Una crescente disillusione
Hasanaj, membro del Fronte al-Nusra, sarebbe stato rapito da combattenti dell'Isis lo scorso gennaio. La notizia del suo rapimento aveva preoccupato il cognato Beka e l'imam Hysa. Una telefonata intercettata mostra che Hysa fu informato del rapimento di Hasanaj e si chiedeva se ci fosse dietro l'Isis.
"Forse il responsabile è l'Esercito siriano libero, perché lo Stato [Isis] ha un accordo con il Fronte al-Nusra", disse Hysa nella telefonata. Non è chiaro come il rapimento abbia cambiato i sentimenti di Hasanaj per il gruppo jihadista, ma sua madre dice che un mese prima della sua uccisione aveva iniziato a dirle che voleva tornare a casa.

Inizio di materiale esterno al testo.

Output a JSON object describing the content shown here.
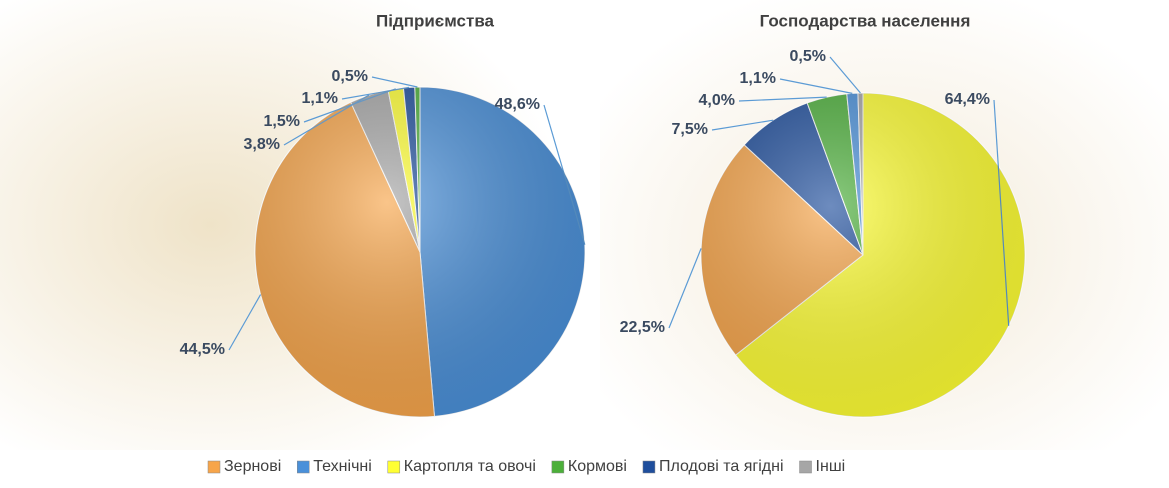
{
  "chart_data": [
    {
      "type": "pie",
      "title": "Підприємства",
      "categories": [
        "Технічні",
        "Зернові",
        "Інші",
        "Картопля та овочі",
        "Плодові та ягідні",
        "Кормові"
      ],
      "values": [
        48.6,
        44.5,
        3.8,
        1.5,
        1.1,
        0.5
      ],
      "value_labels": [
        "48,6%",
        "44,5%",
        "3,8%",
        "1,5%",
        "1,1%",
        "0,5%"
      ],
      "colors": [
        "#4a90d9",
        "#f7a54a",
        "#a6a6a6",
        "#ffff33",
        "#1f4e9c",
        "#4caf3a"
      ]
    },
    {
      "type": "pie",
      "title": "Господарства населення",
      "categories": [
        "Картопля та овочі",
        "Зернові",
        "Плодові та ягідні",
        "Кормові",
        "Технічні",
        "Інші"
      ],
      "values": [
        64.4,
        22.5,
        7.5,
        4.0,
        1.1,
        0.5
      ],
      "value_labels": [
        "64,4%",
        "22,5%",
        "7,5%",
        "4,0%",
        "1,1%",
        "0,5%"
      ],
      "colors": [
        "#ffff33",
        "#f7a54a",
        "#1f4e9c",
        "#4caf3a",
        "#4a90d9",
        "#a6a6a6"
      ]
    }
  ],
  "legend": {
    "items": [
      {
        "name": "Зернові",
        "color": "#f7a54a"
      },
      {
        "name": "Технічні",
        "color": "#4a90d9"
      },
      {
        "name": "Картопля та овочі",
        "color": "#ffff33"
      },
      {
        "name": "Кормові",
        "color": "#4caf3a"
      },
      {
        "name": "Плодові та ягідні",
        "color": "#1f4e9c"
      },
      {
        "name": "Інші",
        "color": "#a6a6a6"
      }
    ]
  }
}
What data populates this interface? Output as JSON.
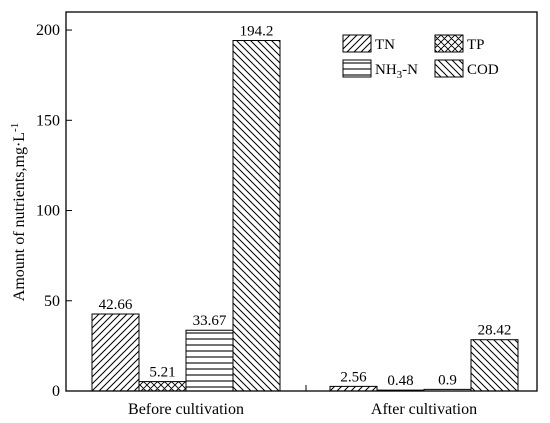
{
  "chart_data": {
    "type": "bar",
    "title": "",
    "xlabel": "",
    "ylabel": "Amount of nutrients,mg·L",
    "ylabel_superscript": "-1",
    "ylim": [
      0,
      210
    ],
    "yticks": [
      0,
      50,
      100,
      150,
      200
    ],
    "grid": false,
    "legend_position": "top-right",
    "categories": [
      "Before cultivation",
      "After cultivation"
    ],
    "series": [
      {
        "name": "TN",
        "name_base": "TN",
        "name_sub": "",
        "name_tail": "",
        "pattern": "diag-right",
        "values": [
          42.66,
          2.56
        ],
        "labels": [
          "42.66",
          "2.56"
        ]
      },
      {
        "name": "TP",
        "name_base": "TP",
        "name_sub": "",
        "name_tail": "",
        "pattern": "crosshatch",
        "values": [
          5.21,
          0.48
        ],
        "labels": [
          "5.21",
          "0.48"
        ]
      },
      {
        "name": "NH3-N",
        "name_base": "NH",
        "name_sub": "3",
        "name_tail": "-N",
        "pattern": "horizontal",
        "values": [
          33.67,
          0.9
        ],
        "labels": [
          "33.67",
          "0.9"
        ]
      },
      {
        "name": "COD",
        "name_base": "COD",
        "name_sub": "",
        "name_tail": "",
        "pattern": "diag-left",
        "values": [
          194.2,
          28.42
        ],
        "labels": [
          "194.2",
          "28.42"
        ]
      }
    ]
  }
}
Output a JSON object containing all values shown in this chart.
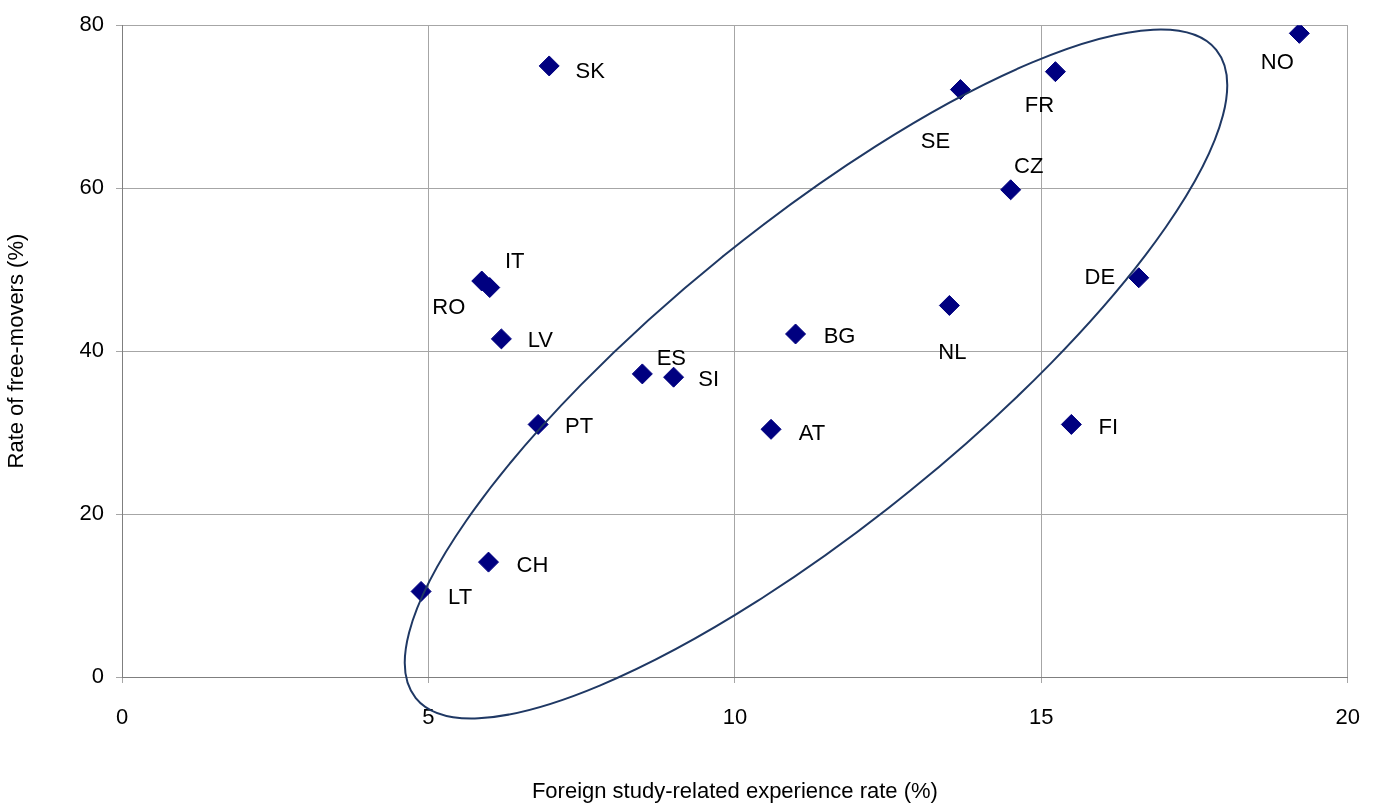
{
  "chart_data": {
    "type": "scatter",
    "xlabel": "Foreign study-related experience rate (%)",
    "ylabel": "Rate of free-movers (%)",
    "x": [
      6.97,
      5.87,
      6.0,
      6.19,
      8.49,
      9.0,
      6.79,
      10.59,
      10.99,
      13.5,
      13.68,
      15.23,
      14.5,
      16.59,
      15.49,
      19.21,
      5.98,
      4.88
    ],
    "series": [
      {
        "color": "#000080",
        "values": [
          75.0,
          48.6,
          47.8,
          41.5,
          37.2,
          36.8,
          31.0,
          30.4,
          42.1,
          45.6,
          72.1,
          74.3,
          59.8,
          49.0,
          31.0,
          79.0,
          14.1,
          10.5
        ]
      }
    ],
    "annotations": [
      {
        "text": "SK",
        "x": 6.97,
        "y": 75.0
      },
      {
        "text": "RO",
        "x": 5.87,
        "y": 48.6
      },
      {
        "text": "IT",
        "x": 6.0,
        "y": 47.8
      },
      {
        "text": "LV",
        "x": 6.19,
        "y": 41.5
      },
      {
        "text": "ES",
        "x": 8.49,
        "y": 37.2
      },
      {
        "text": "SI",
        "x": 9.0,
        "y": 36.8
      },
      {
        "text": "PT",
        "x": 6.79,
        "y": 31.0
      },
      {
        "text": "AT",
        "x": 10.59,
        "y": 30.4
      },
      {
        "text": "BG",
        "x": 10.99,
        "y": 42.1
      },
      {
        "text": "NL",
        "x": 13.5,
        "y": 45.6
      },
      {
        "text": "SE",
        "x": 13.68,
        "y": 72.1
      },
      {
        "text": "FR",
        "x": 15.23,
        "y": 74.3
      },
      {
        "text": "CZ",
        "x": 14.5,
        "y": 59.8
      },
      {
        "text": "DE",
        "x": 16.59,
        "y": 49.0
      },
      {
        "text": "FI",
        "x": 15.49,
        "y": 31.0
      },
      {
        "text": "NO",
        "x": 19.21,
        "y": 79.0
      },
      {
        "text": "CH",
        "x": 5.98,
        "y": 14.1
      },
      {
        "text": "LT",
        "x": 4.88,
        "y": 10.5
      }
    ],
    "marker": "diamond",
    "grid": true,
    "legend": false,
    "xlim": [
      0,
      20
    ],
    "xticks": [
      0,
      5,
      10,
      15,
      20
    ],
    "ylim": [
      0,
      80
    ],
    "yticks": [
      0,
      20,
      40,
      60,
      80
    ]
  }
}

"Un mese prima della sua morte, iniziò a dirmi che presto sarebbe stato a casa", dice Xhyhere. "Era deluso e non voleva più combattere". Ancora in lutto per la morte del figlio, Xhyhere ora spera che la nuora riesca a tornare a casa con le sue nipoti.
Dalla morte di Hasanaj, sua moglie Nexhmije si è unita alla legione di vedove con bambini bloccate nei campi dell'Isis in Siria. Dall'inizio del conflitto, sei delle tredici donne che hanno raggiunto i mariti in Siria sono rimaste vedove. Nonostante gli sforzi dei familiari, nessuna di queste donne abbandonate in Siria con i figli è riuscita a tornare indietro. Xhyhere Hasanaj dice che lo Stato albanese non ha offerto nessun tipo di aiuto.
"Mio figlio se n'è andato, ma voglio che le mie nipoti e mia nuora tornino a casa il prima possibile", dice. "È l'unica speranza che mi è rimasta".